Signe que la situation est grave, Victor ne plaisante pas.

— Ça tombe mal, dit-il. Si on doit rembourser, ça ne va pas arranger nos comptes, et ce n'est vraiment pas le moment de se faire épingler pour des soucis de gestion.

Eugénie se fraye un chemin jusqu'à la diva et lui étreint les épaules.

— Si on te chouchoute, gorge bien au chaud avec un petit massage, tu devrais pouvoir récupérer ? Le rideau ne se lève que dans deux heures.

Natacha secoue la tête négativement pendant que Nicolas explique :

— Ça ne changera rien. Elle a déjà fait une crise du même genre voilà quelques années. On était allés à l'hôpital en urgence et les médecins avaient assuré qu'il n'y avait rien à faire. Après une bonne nuit de sommeil, tout était redevenu normal.

— Une nuit de sommeil de deux heures, tente Eugénie, ça pourrait marcher…

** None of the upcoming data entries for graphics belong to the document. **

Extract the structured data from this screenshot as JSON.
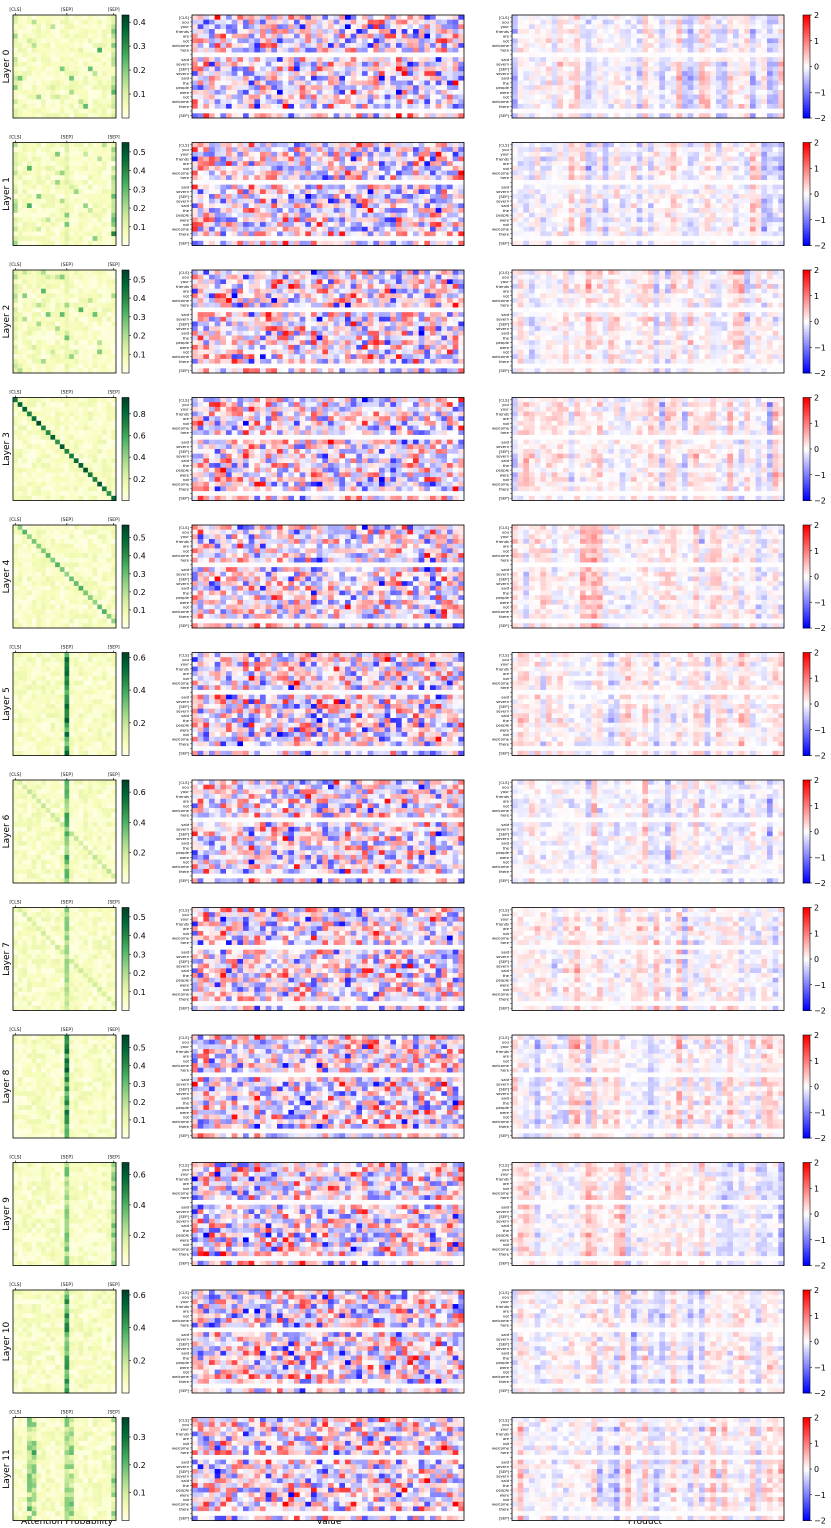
{
  "figure": {
    "row_label_prefix": "Layer ",
    "xlabels": {
      "attention": "Attention Probability",
      "value": "Value",
      "product": "Product"
    },
    "attention_tick_labels": [
      "[CLS]",
      "[SEP]",
      "[SEP]"
    ],
    "tokens": [
      "[CLS]",
      "you",
      "your",
      "friends",
      "are",
      "not",
      "welcome",
      "here",
      "",
      "said",
      "severn",
      "[SEP]",
      "severn",
      "said",
      "the",
      "people",
      "were",
      "not",
      "welcome",
      "there",
      "",
      "[SEP]"
    ],
    "colors": {
      "attention_cmap": [
        "#ffffe5",
        "#f7fcb9",
        "#d9f0a3",
        "#addd8e",
        "#78c679",
        "#41ab5d",
        "#238443",
        "#006837",
        "#004529"
      ],
      "diverging_low": "#0000ff",
      "diverging_mid": "#ffffff",
      "diverging_high": "#ff0000",
      "frame": "#000000"
    }
  },
  "chart_data": [
    {
      "type": "heatmap",
      "panel": "attention",
      "layer": 0,
      "colorbar_ticks": [
        0.1,
        0.2,
        0.3,
        0.4
      ],
      "vmax": 0.43
    },
    {
      "type": "heatmap",
      "panel": "attention",
      "layer": 1,
      "colorbar_ticks": [
        0.1,
        0.2,
        0.3,
        0.4,
        0.5
      ],
      "vmax": 0.55
    },
    {
      "type": "heatmap",
      "panel": "attention",
      "layer": 2,
      "colorbar_ticks": [
        0.1,
        0.2,
        0.3,
        0.4,
        0.5
      ],
      "vmax": 0.55
    },
    {
      "type": "heatmap",
      "panel": "attention",
      "layer": 3,
      "colorbar_ticks": [
        0.2,
        0.4,
        0.6,
        0.8
      ],
      "vmax": 0.95
    },
    {
      "type": "heatmap",
      "panel": "attention",
      "layer": 4,
      "colorbar_ticks": [
        0.1,
        0.2,
        0.3,
        0.4,
        0.5
      ],
      "vmax": 0.57
    },
    {
      "type": "heatmap",
      "panel": "attention",
      "layer": 5,
      "colorbar_ticks": [
        0.2,
        0.4,
        0.6
      ],
      "vmax": 0.63
    },
    {
      "type": "heatmap",
      "panel": "attention",
      "layer": 6,
      "colorbar_ticks": [
        0.2,
        0.4,
        0.6
      ],
      "vmax": 0.68
    },
    {
      "type": "heatmap",
      "panel": "attention",
      "layer": 7,
      "colorbar_ticks": [
        0.1,
        0.2,
        0.3,
        0.4,
        0.5
      ],
      "vmax": 0.55
    },
    {
      "type": "heatmap",
      "panel": "attention",
      "layer": 8,
      "colorbar_ticks": [
        0.1,
        0.2,
        0.3,
        0.4,
        0.5
      ],
      "vmax": 0.57
    },
    {
      "type": "heatmap",
      "panel": "attention",
      "layer": 9,
      "colorbar_ticks": [
        0.2,
        0.4,
        0.6
      ],
      "vmax": 0.68
    },
    {
      "type": "heatmap",
      "panel": "attention",
      "layer": 10,
      "colorbar_ticks": [
        0.2,
        0.4,
        0.6
      ],
      "vmax": 0.63
    },
    {
      "type": "heatmap",
      "panel": "attention",
      "layer": 11,
      "colorbar_ticks": [
        0.1,
        0.2,
        0.3
      ],
      "vmax": 0.37
    },
    {
      "type": "heatmap",
      "panel": "product",
      "layers": [
        0,
        1,
        2,
        3,
        4,
        5,
        6,
        7,
        8,
        9,
        10,
        11
      ],
      "colorbar_ticks": [
        -2,
        -1,
        0,
        1,
        2
      ],
      "vmin": -2,
      "vmax": 2
    },
    {
      "type": "heatmap",
      "panel": "value",
      "layers": [
        0,
        1,
        2,
        3,
        4,
        5,
        6,
        7,
        8,
        9,
        10,
        11
      ],
      "colormap": "bwr"
    }
  ]
}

L'actrice s'effondre à nouveau, mais sans émettre aucun son. L'effet est surprenant. Dépité, Nicolas tranche :

— C'est une catastrophe, mais nous devons assumer. J'ai besoin de quatre volontaires pour accueillir les spectateurs et leur dire que la pièce ne sera pas jouée ce soir.

L'équipe est sous le choc. Un sale coup. Personne n'en veut à Natacha, mais il va falloir gérer.

Soudain, Juliette s'écrie :

— Attendez, j'ai peut-être une solution !

44

— Vous êtes des malades, c'est hors de question !

Dans l'atelier de confection des costumes, la tension est palpable. Pour aider Juliette à convaincre Céline que son idée est bonne, Eugénie, Victor et Nicolas sont venus lui prêter main-forte.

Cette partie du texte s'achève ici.